Prof Rogers, who is head of Peace Studies at the University of Bradford said people in the UK feel no safer now than they did 15 years ago when the fight against terror first began.

He said it might not be clear how that war can be won against terror groups such as IS but it was obvious whatever tactics have been used have not worked.

And he said the Manchester Arena bombing was one more indicator of that.

He said Theresa May putting up the UK's terror threat status to critical, for the first time since the Glasgow Airport attack ten years ago, and all the arrests that have been made linked to the Manchester atrocity imply the authorities do not think the Manchester attacker was a lone wolf.

He said that while the public will naturally react with horror to what has happened, links between the attack and the ongoing wars in Iraq and Syria must be made.

Prof Rogers said: "There is simply no appreciation that Britain is an integral part of a major war that started 30 months ago, in August 2014.

"It may take the form of a sustained air-assault using strike-aircraft and armed-drones, but its intensity is simply unrecorded in the establishment media.

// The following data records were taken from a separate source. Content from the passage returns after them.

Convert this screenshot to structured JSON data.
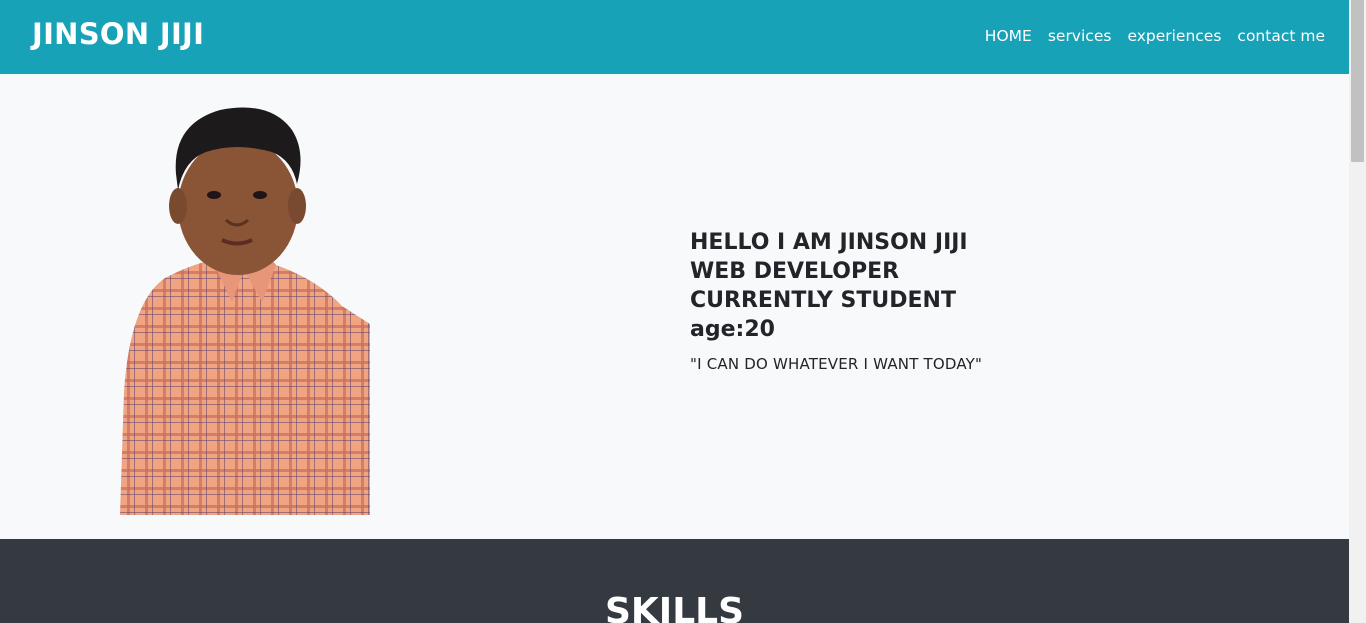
{
  "navbar": {
    "brand": "JINSON JIJI",
    "links": [
      {
        "label": "HOME"
      },
      {
        "label": "services"
      },
      {
        "label": "experiences"
      },
      {
        "label": "contact me"
      }
    ],
    "color": "#17a2b8"
  },
  "hero": {
    "lines": [
      "HELLO I AM JINSON JIJI",
      "WEB DEVELOPER",
      "CURRENTLY STUDENT",
      "age:20"
    ],
    "quote": "\"I CAN DO WHATEVER I WANT TODAY\""
  },
  "skills": {
    "title": "SKILLS",
    "color": "#343a40"
  }
}
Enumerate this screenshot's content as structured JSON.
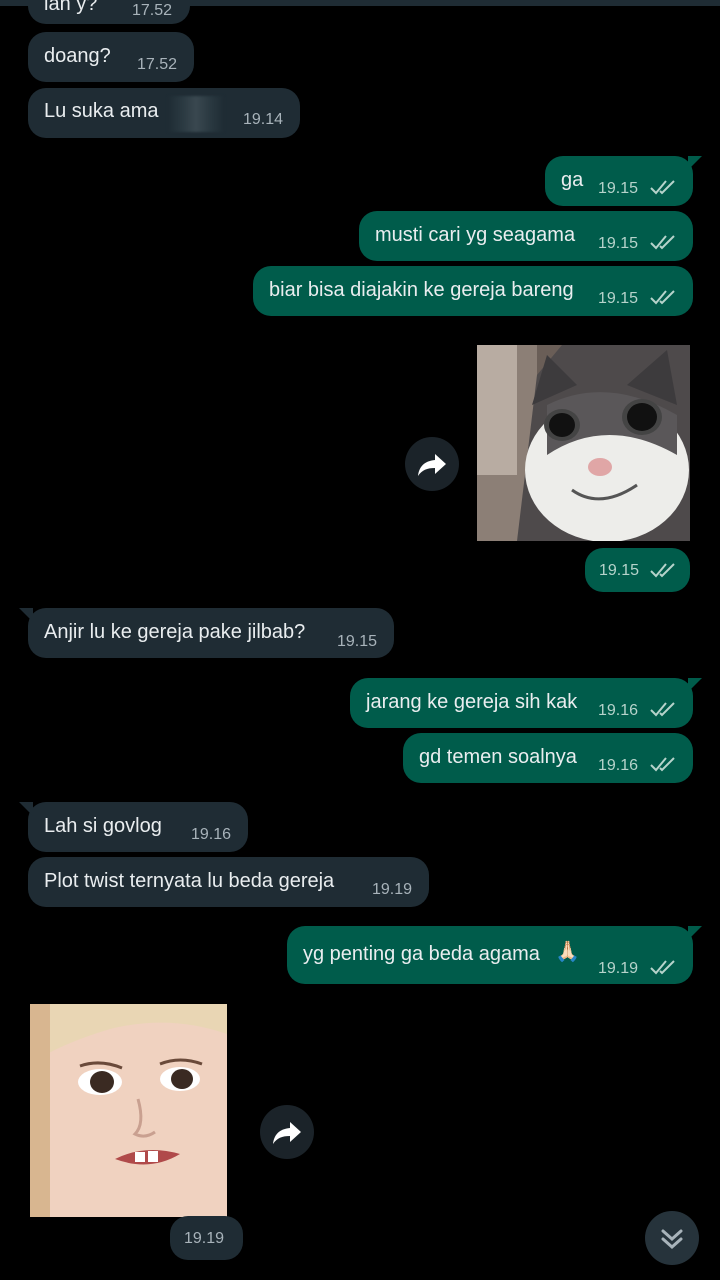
{
  "messages": [
    {
      "text": "lah y?",
      "time": "17.52"
    },
    {
      "text": "doang?",
      "time": "17.52"
    },
    {
      "text": "Lu suka ama",
      "time": "19.14"
    },
    {
      "text": "ga",
      "time": "19.15"
    },
    {
      "text": "musti cari yg seagama",
      "time": "19.15"
    },
    {
      "text": "biar bisa diajakin ke gereja bareng",
      "time": "19.15"
    },
    {
      "text": "",
      "time": "19.15"
    },
    {
      "text": "Anjir lu ke gereja pake jilbab?",
      "time": "19.15"
    },
    {
      "text": "jarang ke gereja sih kak",
      "time": "19.16"
    },
    {
      "text": "gd temen soalnya",
      "time": "19.16"
    },
    {
      "text": "Lah si govlog",
      "time": "19.16"
    },
    {
      "text": "Plot twist ternyata lu beda gereja",
      "time": "19.19"
    },
    {
      "text": "yg penting ga beda agama",
      "time": "19.19",
      "emoji": "🙏🏻"
    },
    {
      "text": "",
      "time": "19.19"
    }
  ],
  "icons": {
    "forward": "forward-arrow-icon",
    "scroll_down": "double-chevron-down-icon",
    "read_receipt": "double-check-icon"
  },
  "colors": {
    "background": "#000000",
    "incoming": "#1f2c34",
    "outgoing": "#005c4b",
    "ticks": "#b6d3cb"
  }
}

This is a straightforward example of remote warfare conducted outside of public debate.

"When another attack within Britain on the scale of 7/7 happens, there will be little understanding of the general motivations of those responsible.

"People will naturally react with horror, asking 'why us?' Politicians and analysts will find it very difficult even to try to explain the connection between what is happening 'there' and 'here'.

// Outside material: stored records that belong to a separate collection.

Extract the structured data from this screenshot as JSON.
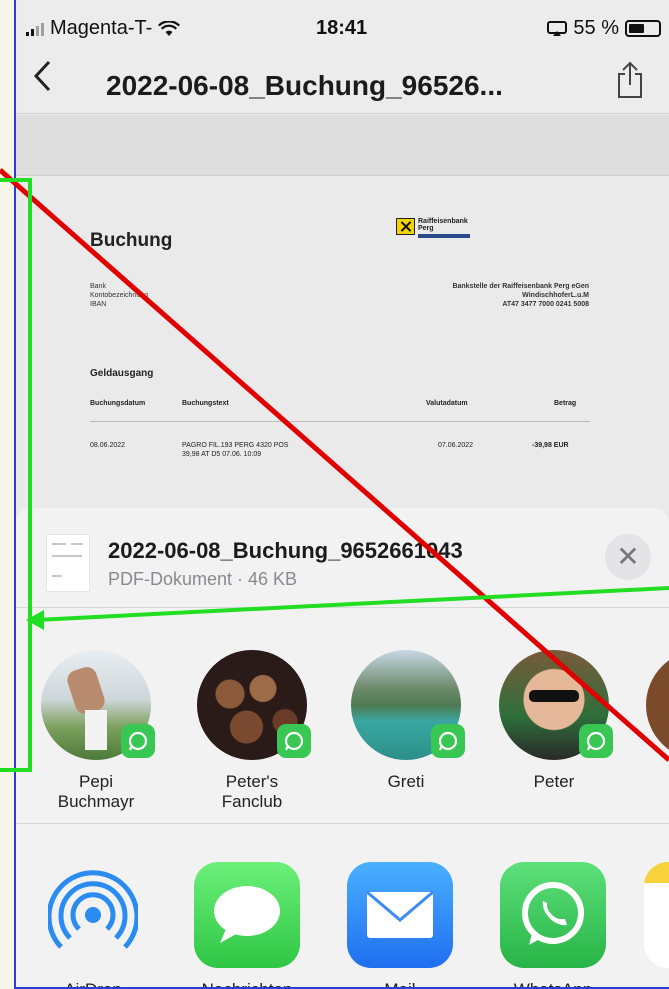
{
  "status_bar": {
    "carrier": "Magenta-T-",
    "time": "18:41",
    "battery_percent": "55 %",
    "battery_level": 0.55
  },
  "nav": {
    "back_icon": "chevron-left-icon",
    "title": "2022-06-08_Buchung_96526...",
    "share_icon": "share-icon"
  },
  "document": {
    "heading": "Buchung",
    "bank_logo_text": [
      "Raiffeisenbank",
      "Perg"
    ],
    "bank_labels": [
      "Bank",
      "Kontobezeichnung",
      "IBAN"
    ],
    "bank_values": [
      "Bankstelle der Raiffeisenbank Perg eGen",
      "WindischhoferL.u.M",
      "AT47 3477 7000 0241 5008"
    ],
    "section": "Geldausgang",
    "table_headers": [
      "Buchungsdatum",
      "Buchungstext",
      "Valutadatum",
      "Betrag"
    ],
    "row": {
      "date": "08.06.2022",
      "text_line1": "PAGRO FIL.193 PERG 4320 POS",
      "text_line2": "39,98 AT D5 07.06. 10:09",
      "value_date": "07.06.2022",
      "amount": "-39,98 EUR"
    }
  },
  "share_sheet": {
    "file_name": "2022-06-08_Buchung_9652661043",
    "file_meta": "PDF-Dokument · 46 KB",
    "close_icon": "close-icon",
    "people": [
      {
        "name_line1": "Pepi",
        "name_line2": "Buchmayr"
      },
      {
        "name_line1": "Peter's",
        "name_line2": "Fanclub"
      },
      {
        "name_line1": "Greti",
        "name_line2": ""
      },
      {
        "name_line1": "Peter",
        "name_line2": ""
      }
    ],
    "apps": [
      {
        "label": "AirDrop",
        "icon": "airdrop-icon"
      },
      {
        "label": "Nachrichten",
        "icon": "messages-icon"
      },
      {
        "label": "Mail",
        "icon": "mail-icon"
      },
      {
        "label": "WhatsApp",
        "icon": "whatsapp-icon"
      }
    ]
  },
  "colors": {
    "frame_border": "#2a3dd6",
    "annotation_red": "#e00000",
    "annotation_green": "#22dd22",
    "whatsapp_green": "#37c752",
    "mail_blue": "#1f7cf5"
  }
}
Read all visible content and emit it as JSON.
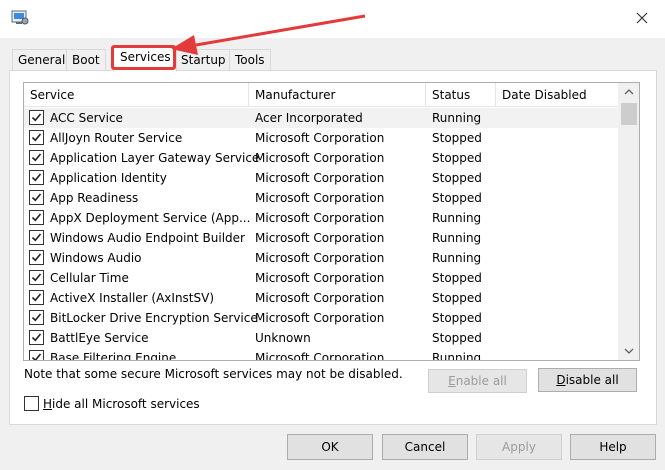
{
  "tabs": [
    {
      "label": "General"
    },
    {
      "label": "Boot"
    },
    {
      "label": "Services"
    },
    {
      "label": "Startup"
    },
    {
      "label": "Tools"
    }
  ],
  "active_tab": "Services",
  "columns": [
    "Service",
    "Manufacturer",
    "Status",
    "Date Disabled"
  ],
  "services": [
    {
      "name": "ACC Service",
      "manufacturer": "Acer Incorporated",
      "status": "Running",
      "date_disabled": "",
      "checked": true
    },
    {
      "name": "AllJoyn Router Service",
      "manufacturer": "Microsoft Corporation",
      "status": "Stopped",
      "date_disabled": "",
      "checked": true
    },
    {
      "name": "Application Layer Gateway Service",
      "manufacturer": "Microsoft Corporation",
      "status": "Stopped",
      "date_disabled": "",
      "checked": true
    },
    {
      "name": "Application Identity",
      "manufacturer": "Microsoft Corporation",
      "status": "Stopped",
      "date_disabled": "",
      "checked": true
    },
    {
      "name": "App Readiness",
      "manufacturer": "Microsoft Corporation",
      "status": "Stopped",
      "date_disabled": "",
      "checked": true
    },
    {
      "name": "AppX Deployment Service (App...",
      "manufacturer": "Microsoft Corporation",
      "status": "Running",
      "date_disabled": "",
      "checked": true
    },
    {
      "name": "Windows Audio Endpoint Builder",
      "manufacturer": "Microsoft Corporation",
      "status": "Running",
      "date_disabled": "",
      "checked": true
    },
    {
      "name": "Windows Audio",
      "manufacturer": "Microsoft Corporation",
      "status": "Running",
      "date_disabled": "",
      "checked": true
    },
    {
      "name": "Cellular Time",
      "manufacturer": "Microsoft Corporation",
      "status": "Stopped",
      "date_disabled": "",
      "checked": true
    },
    {
      "name": "ActiveX Installer (AxInstSV)",
      "manufacturer": "Microsoft Corporation",
      "status": "Stopped",
      "date_disabled": "",
      "checked": true
    },
    {
      "name": "BitLocker Drive Encryption Service",
      "manufacturer": "Microsoft Corporation",
      "status": "Stopped",
      "date_disabled": "",
      "checked": true
    },
    {
      "name": "BattlEye Service",
      "manufacturer": "Unknown",
      "status": "Stopped",
      "date_disabled": "",
      "checked": true
    },
    {
      "name": "Base Filtering Engine",
      "manufacturer": "Microsoft Corporation",
      "status": "Running",
      "date_disabled": "",
      "checked": true
    }
  ],
  "note": "Note that some secure Microsoft services may not be disabled.",
  "enable_all": {
    "accel": "E",
    "rest": "nable all"
  },
  "disable_all": {
    "accel": "D",
    "rest": "isable all"
  },
  "hide_ms": {
    "accel": "H",
    "rest": "ide all Microsoft services",
    "checked": false
  },
  "buttons": {
    "ok": "OK",
    "cancel": "Cancel",
    "apply": "Apply",
    "help": "Help"
  },
  "colors": {
    "highlight": "#e33b3b",
    "selected_row": "#f2f2f2"
  }
}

"The straightforward yet uncomfortable answer is that Britain is at war – so what else can be expected?"

Prof Rogers said since the air-war started in August 2014 the Pentagon has calculated that more than 30,000 targets have been attacked with more than 60,000 missiles and bombs, and 50,000 ISIS supporters have been killed but there was abundant evidence that western forces have directly killed many civilians.

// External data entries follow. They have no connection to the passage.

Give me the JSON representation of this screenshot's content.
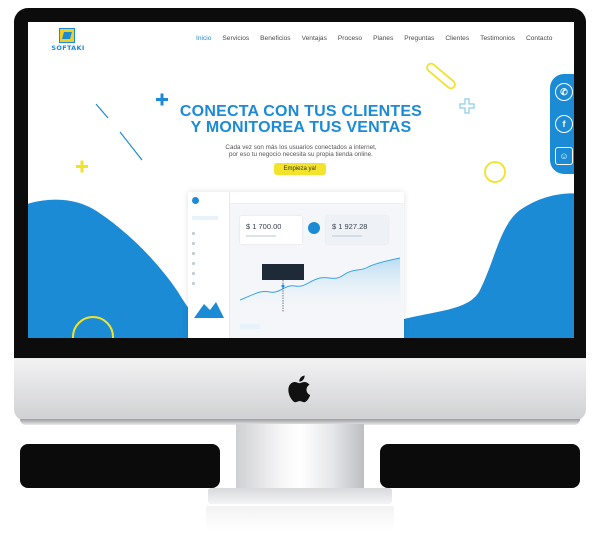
{
  "brand": {
    "name": "SOFTAKI"
  },
  "nav": {
    "items": [
      "Inicio",
      "Servicios",
      "Beneficios",
      "Ventajas",
      "Proceso",
      "Planes",
      "Preguntas",
      "Clientes",
      "Testimonios",
      "Contacto"
    ],
    "active": "Inicio"
  },
  "hero": {
    "title_line1": "CONECTA CON TUS CLIENTES",
    "title_line2": "Y MONITOREA TUS VENTAS",
    "subtitle_line1": "Cada vez son más los usuarios conectados a internet,",
    "subtitle_line2": "por eso tu negocio necesita su propia tienda online.",
    "cta_label": "Empieza ya!"
  },
  "social": {
    "icons": [
      "whatsapp-icon",
      "facebook-icon",
      "contact-card-icon"
    ]
  },
  "dashboard": {
    "card1_value": "$ 1 700.00",
    "card2_value": "$ 1 927.28"
  },
  "colors": {
    "accent": "#1b8bd6",
    "cta": "#f3e32a",
    "deco_yellow": "#f2e22a"
  }
}
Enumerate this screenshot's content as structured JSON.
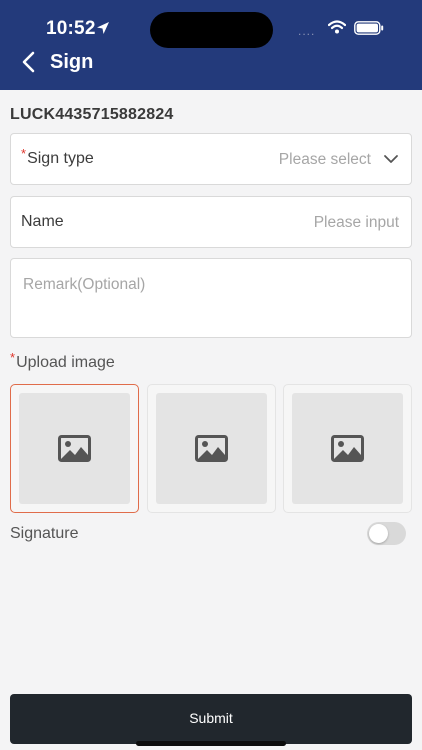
{
  "status_bar": {
    "time": "10:52",
    "signal": "...."
  },
  "header": {
    "title": "Sign"
  },
  "order_number": "LUCK4435715882824",
  "form": {
    "sign_type": {
      "required_mark": "*",
      "label": "Sign type",
      "placeholder": "Please select"
    },
    "name": {
      "label": "Name",
      "placeholder": "Please input"
    },
    "remark": {
      "placeholder": "Remark(Optional)"
    },
    "upload": {
      "required_mark": "*",
      "label": "Upload image",
      "slots": [
        "image-placeholder-icon",
        "image-placeholder-icon",
        "image-placeholder-icon"
      ]
    },
    "signature": {
      "label": "Signature",
      "enabled": false
    }
  },
  "submit_label": "Submit",
  "colors": {
    "header": "#233a7b",
    "required": "#e0352b",
    "submit": "#21272d",
    "active_slot_border": "#e06c4a"
  }
}
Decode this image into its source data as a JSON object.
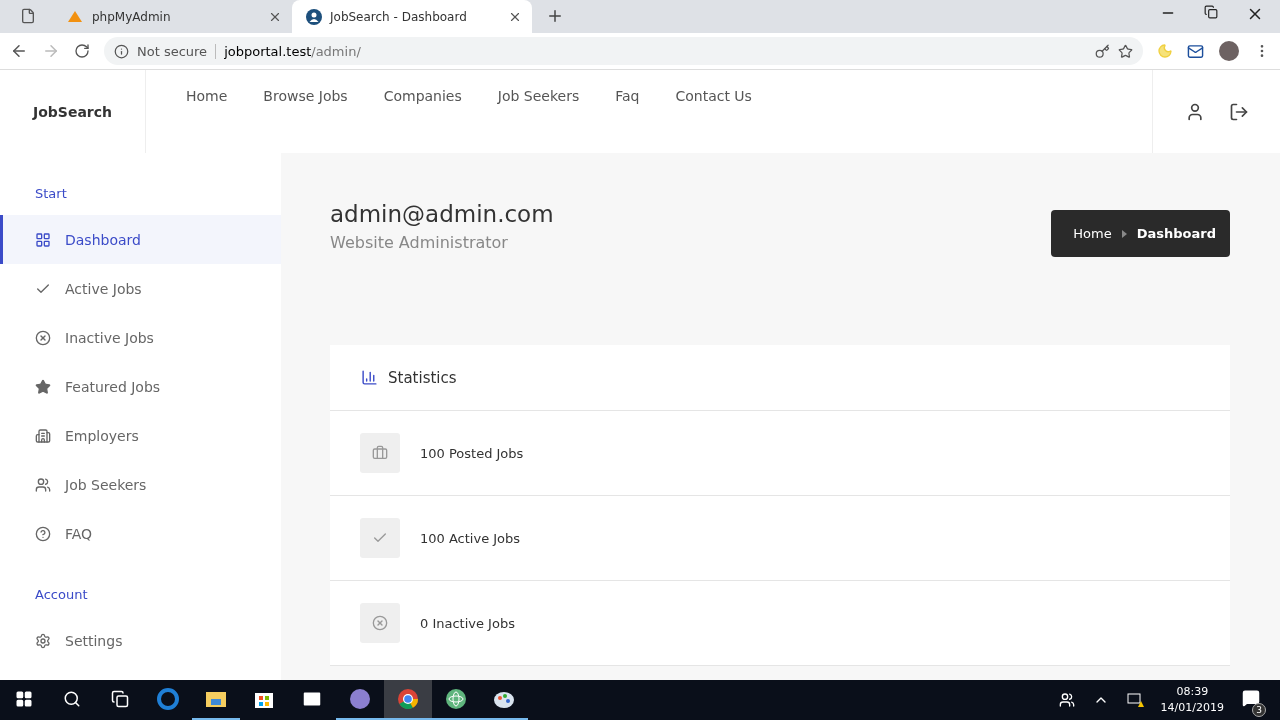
{
  "browser": {
    "tabs": [
      {
        "label": "phpMyAdmin",
        "kind": "pma",
        "selected": false
      },
      {
        "label": "JobSearch - Dashboard",
        "kind": "site",
        "selected": true
      }
    ],
    "security": "Not secure",
    "url_host": "jobportal.test",
    "url_path": "/admin/"
  },
  "header": {
    "brand": "JobSearch",
    "nav": [
      "Home",
      "Browse Jobs",
      "Companies",
      "Job Seekers",
      "Faq",
      "Contact Us"
    ]
  },
  "sidebar": {
    "sections": [
      {
        "title": "Start",
        "items": [
          {
            "label": "Dashboard",
            "kind": "dashboard",
            "selected": true
          },
          {
            "label": "Active Jobs",
            "kind": "check",
            "selected": false
          },
          {
            "label": "Inactive Jobs",
            "kind": "cross",
            "selected": false
          },
          {
            "label": "Featured Jobs",
            "kind": "star",
            "selected": false
          },
          {
            "label": "Employers",
            "kind": "building",
            "selected": false
          },
          {
            "label": "Job Seekers",
            "kind": "people",
            "selected": false
          },
          {
            "label": "FAQ",
            "kind": "question",
            "selected": false
          }
        ]
      },
      {
        "title": "Account",
        "items": [
          {
            "label": "Settings",
            "kind": "gear",
            "selected": false
          }
        ]
      }
    ]
  },
  "page": {
    "title": "admin@admin.com",
    "subtitle": "Website Administrator",
    "breadcrumb": [
      "Home",
      "Dashboard"
    ]
  },
  "statistics": {
    "title": "Statistics",
    "rows": [
      {
        "label": "100 Posted Jobs",
        "kind": "briefcase"
      },
      {
        "label": "100 Active Jobs",
        "kind": "check"
      },
      {
        "label": "0 Inactive Jobs",
        "kind": "cross"
      }
    ]
  },
  "taskbar": {
    "apps": [
      {
        "kind": "edge",
        "running": false,
        "selected": false
      },
      {
        "kind": "folder",
        "running": true,
        "selected": false
      },
      {
        "kind": "store",
        "running": false,
        "selected": false
      },
      {
        "kind": "mail",
        "running": false,
        "selected": false
      },
      {
        "kind": "torrent",
        "running": true,
        "selected": false
      },
      {
        "kind": "chrome",
        "running": true,
        "selected": true
      },
      {
        "kind": "atom",
        "running": true,
        "selected": false
      },
      {
        "kind": "paint",
        "running": true,
        "selected": false
      }
    ],
    "time": "08:39",
    "date": "14/01/2019",
    "notifications": "3"
  }
}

"ISIS and other groups have no air-defence capabilities yet are determined to continue the war, seeing themselves as guardians of Islam under attack by the crusader forces of the west," he said.

"At a time of retreat they will be more determined than ever to take the war to the enemy. The links between the attack and the ongoing war in Iraq and Syria must be made. That Britain is still at war after 15 years suggests that some rethinking is required."

Prof Rogers also said a worrying element for the Government and the public is that this is the second time there's been a UK attack where the perpetrator was in some way known to the authorities, despite very heavy investment and hard work among the Counter Terrorism people.

"At some stage when we get over this trauma we really are going to have to have a rethink. We have been fighting this war on terror for 15 years and we feel no more secure but that's an issue that will have to wait for whoever gets in to Government."

"The sheer horror of this attack has come home to roost and I'd say there is an even more sombre mood than before."

But Prof Rogers praised the public outpouring at a vigil in Manchester on Tuesday attended by thousands of people, saying it was "very much for the good".

"It was an extraordinary outpouring. It was astonishing and very much to the good. One of the aims of terrorists is to cause as much community disunity as possible but the Mancunians put pay to that," he said.